The Atmospheric Chemistry and Canopy Exchange Simulation System (ACCESS): model description and application to a temperate deciduous forest canopy

Abstract

Abstract. Forest canopies are primary emission sources of biogenic volatile organic compounds (BVOCs) and have the potential to significantly influence the formation and distribution of secondary organic aerosol (SOA) mass. Biogenically-derived SOA formed as a result of emissions from the widespread forests across the globe may affect air quality in populated areas, degrade atmospheric visibility, and affect climate through direct and indirect forcings. In an effort to better understand the formation of SOA mass from forest emissions, a 1-D column model of the physical and chemical processes occurring within and just above a vegetative canopy has been created. This model, the Atmospheric Chemistry and Canopy Exchange Simulation System (ACCESS), includes processes accounting for the emission of BVOCs from the canopy, turbulent vertical transport within and above the canopy and throughout the height of the planetary boundary layer (PBL), near-explicit representation of chemical transformations, mixing with the background atmosphere and bi-directional exchange between the atmosphere and canopy and the atmosphere and forest floor.

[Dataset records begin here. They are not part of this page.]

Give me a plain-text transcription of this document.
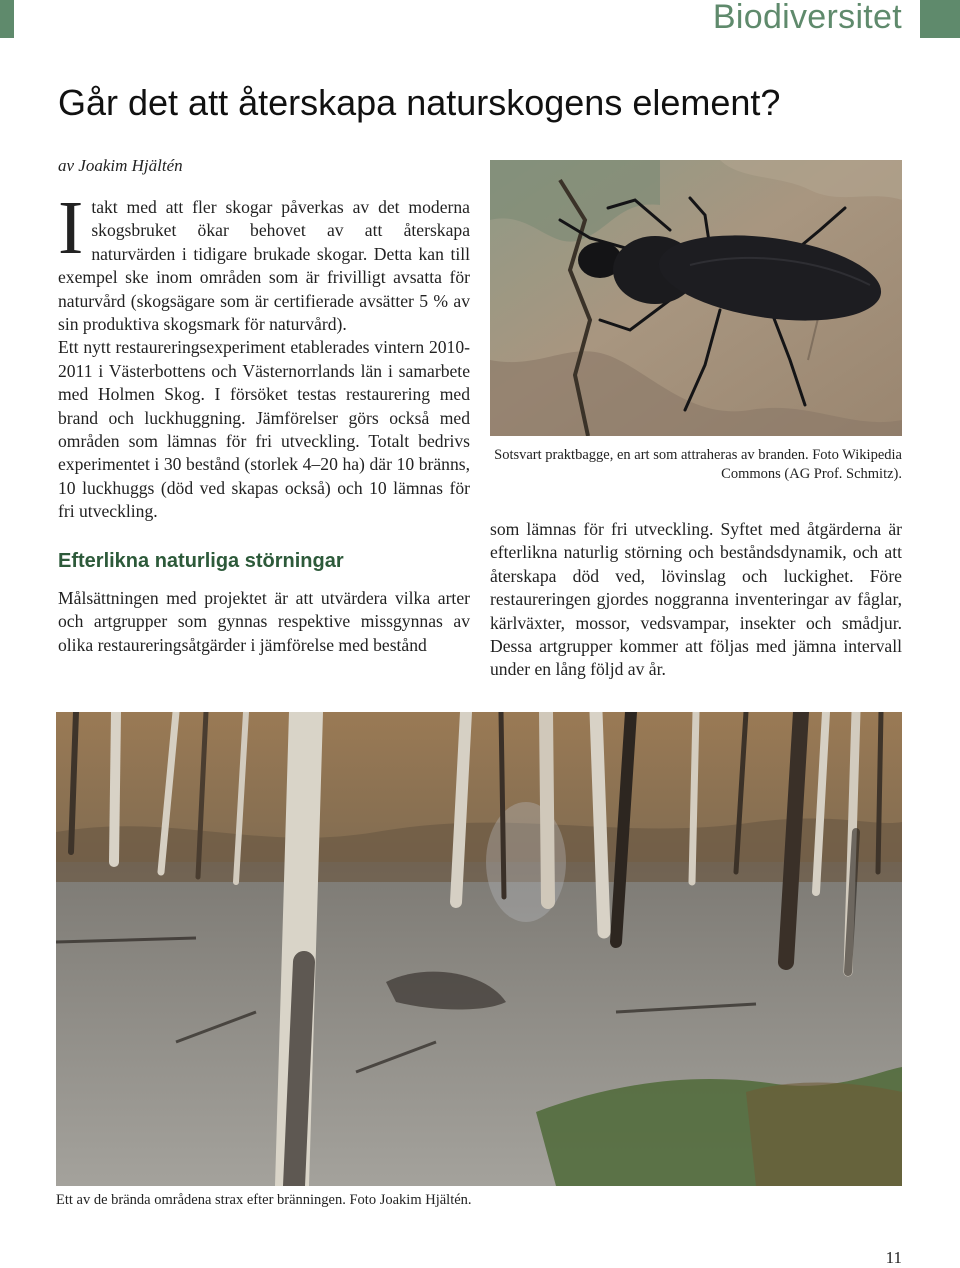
Biodiversitet
Går det att återskapa naturskogens element?
av Joakim Hjältén

Itakt med att fler skogar påverkas av det moderna skogsbruket ökar behovet av att återskapa naturvärden i tidigare brukade skogar. Detta kan till exempel ske inom områden som är frivilligt avsatta för naturvård (skogsägare som är certifierade avsätter 5 % av sin produktiva skogsmark för naturvård).

Ett nytt restaureringsexperiment etablerades vintern 2010-2011 i Västerbottens och Västernorrlands län i samarbete med Holmen Skog. I försöket testas restaurering med brand och luckhuggning. Jämförelser görs också med områden som lämnas för fri utveckling. Totalt bedrivs experimentet i 30 bestånd (storlek 4–20 ha) där 10 bränns, 10 luckhuggs (död ved skapas också) och 10 lämnas för fri utveckling.

Efterlikna naturliga störningar

Målsättningen med projektet är att utvärdera vilka arter och artgrupper som gynnas respektive missgynnas av olika restaureringsåtgärder i jämförelse med bestånd

Sotsvart praktbagge, en art som attraheras av branden. Foto Wikipedia Commons (AG Prof. Schmitz).

som lämnas för fri utveckling. Syftet med åtgärderna är efterlikna naturlig störning och beståndsdynamik, och att återskapa död ved, lövinslag och luckighet. Före restaureringen gjordes noggranna inventeringar av fåglar, kärlväxter, mossor, vedsvampar, insekter och smådjur. Dessa artgrupper kommer att följas med jämna intervall under en lång följd av år.

Ett av de brända områdena strax efter bränningen. Foto Joakim Hjältén.
11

The model formulation of ACCESS is described in detail and results are presented for an initial application of the modeling system to Walker Branch Watershed, an isoprene-emission-dominated forest canopy in the Southeastern United States which has been the focal point for previous chemical and micrometeorological studies. Model results of isoprene profiles and fluxes are found to be consistent with previous measurements made at the simulated site and with other measurements made in and above mixed deciduous forests in the Southeastern United States. Sensitivity experiments exploring how canopy concentrations and fluxes of gas-phase precursors of SOA are affected by background anthropogenic nitrogen oxides suggest potentially significant non-linearities in the chemical and physical system of the canopy which may have an impact on the relative magnitude of SOA formed through aqueous- versus gas-phase pathways as a function of anthropogenic influence.